A Timpelbach, pas de créatures fantastiques ou de sorciers, mais des enfants, tous délinquants, que l’école gave et qui n’attendent qu’une chose : en sortir pour faire de nouvelles bêtises. Parmi ces enfants, on trouve deux groupes. La bande à Oscar, un petit de 12 ans qui aurait fait un bon chef de gang dans
Les Guerriers De La Nuit, enclin à la destruction massive et énervé contre la société. L’autre groupe, les « autres », eux aussi des pros de la connerie mais plus modérés que les premiers. Le jour où les adultes, las de leurs frasques, désertent la ville et les livrent à eux mêmes, les deux clans se divisent et un combat pour tenir la ville ou y instaurer l’anarchie s’engage…

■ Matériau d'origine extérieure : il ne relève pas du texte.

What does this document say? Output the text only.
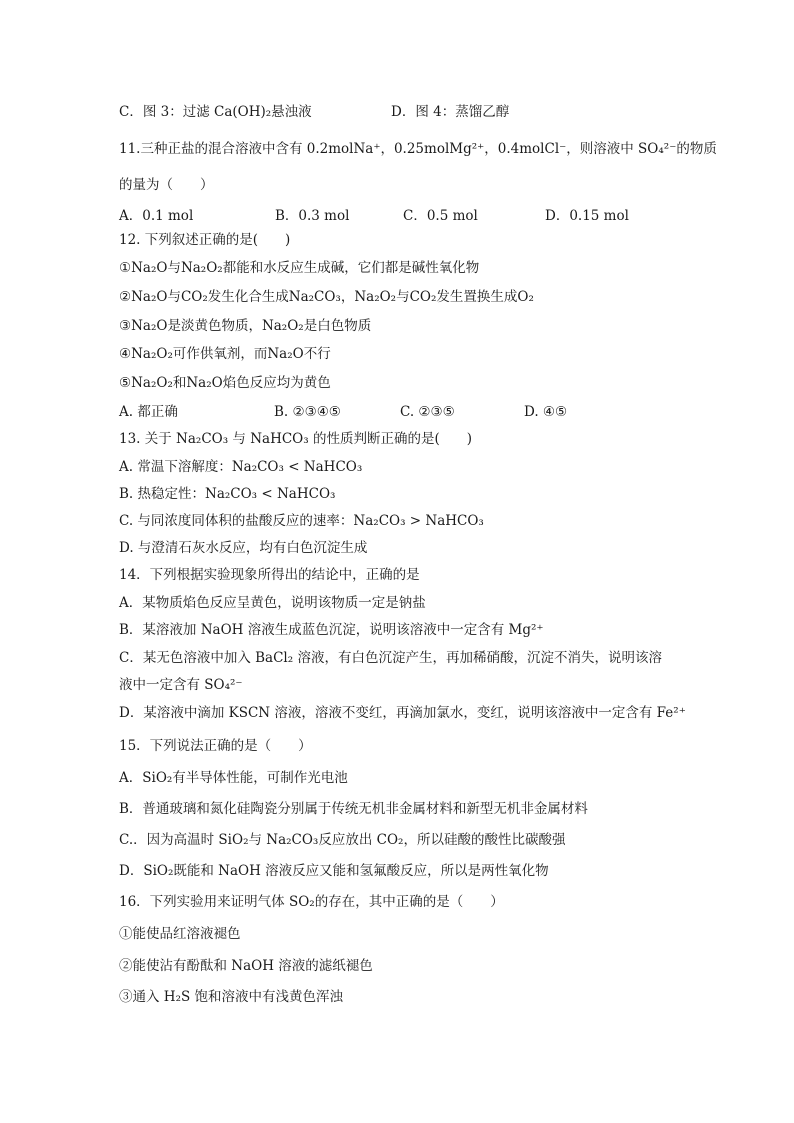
C．图 3：过滤 Ca(OH)₂悬浊液	D．图 4：蒸馏乙醇
11.三种正盐的混合溶液中含有 0.2molNa⁺，0.25molMg²⁺，0.4molCl⁻，则溶液中 SO₄²⁻的物质
的量为（　　）
A．0.1 mol	B．0.3 mol	C．0.5 mol	D．0.15 mol
12. 下列叙述正确的是(　　)
①Na₂O与Na₂O₂都能和水反应生成碱，它们都是碱性氧化物
②Na₂O与CO₂发生化合生成Na₂CO₃，Na₂O₂与CO₂发生置换生成O₂
③Na₂O是淡黄色物质，Na₂O₂是白色物质
④Na₂O₂可作供氧剂，而Na₂O不行
⑤Na₂O₂和Na₂O焰色反应均为黄色
A. 都正确	B. ②③④⑤	C. ②③⑤	D. ④⑤
13. 关于 Na₂CO₃ 与 NaHCO₃ 的性质判断正确的是(　　)
A. 常温下溶解度：Na₂CO₃ < NaHCO₃
B. 热稳定性：Na₂CO₃ < NaHCO₃
C. 与同浓度同体积的盐酸反应的速率：Na₂CO₃ > NaHCO₃
D. 与澄清石灰水反应，均有白色沉淀生成
14．下列根据实验现象所得出的结论中，正确的是
A．某物质焰色反应呈黄色，说明该物质一定是钠盐
B．某溶液加 NaOH 溶液生成蓝色沉淀，说明该溶液中一定含有 Mg²⁺
C．某无色溶液中加入 BaCl₂ 溶液，有白色沉淀产生，再加稀硝酸，沉淀不消失，说明该溶
液中一定含有 SO₄²⁻
D．某溶液中滴加 KSCN 溶液，溶液不变红，再滴加氯水，变红，说明该溶液中一定含有 Fe²⁺
15．下列说法正确的是（　　）
A．SiO₂有半导体性能，可制作光电池
B．普通玻璃和氮化硅陶瓷分别属于传统无机非金属材料和新型无机非金属材料
C.．因为高温时 SiO₂与 Na₂CO₃反应放出 CO₂，所以硅酸的酸性比碳酸强
D．SiO₂既能和 NaOH 溶液反应又能和氢氟酸反应，所以是两性氧化物
16．下列实验用来证明气体 SO₂的存在，其中正确的是（　　）
①能使品红溶液褪色
②能使沾有酚酞和 NaOH 溶液的滤纸褪色
③通入 H₂S 饱和溶液中有浅黄色浑浊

Imaginez une ville où toute autorité disparaîtrait, passée l’euphorie, un besoin d’ordre se fait naturellement sentir et c’est ce sur quoi le film s’attarde le plus longuement. Sur l’analyse de la recréation d’une idée de société, très ordonnée (élection de leaders, travail, règles à respecter) tandis que l’autre s’adonne à la débauche (filles, jeux de cartes et alcool coulent à flots). Le tout se fait avec des enfants qui, c’est très rare, ne donnent pas envie au spectateur de les pousser dans la Seine ou contre un mur.
On regrettera que les personnages des adultes soient si mal exploités car hormis
Armelle en institutrice de choc et
Thierry Desroses (la voix française de Samuel L. Jackson) en homme d’Eglise bagarreur, les autres ont bien du mal à marquer les esprits. Surtout
Gérard Depardieu, au nom bien placé sur l’affiche et qui ne sera vu qu’une minute et quelques en caricature d’ogre slave. De plus, l’intrigue consacrée aux adultes manque d’originalité, sa finalité étant de nous montrer, pour la énième fois, qu’ils peuvent être, et sont, encore plus immatures que leurs enfants. Ce n’est pas comme si on avait déjà vu ça 1000 fois au cinéma ou à la télé.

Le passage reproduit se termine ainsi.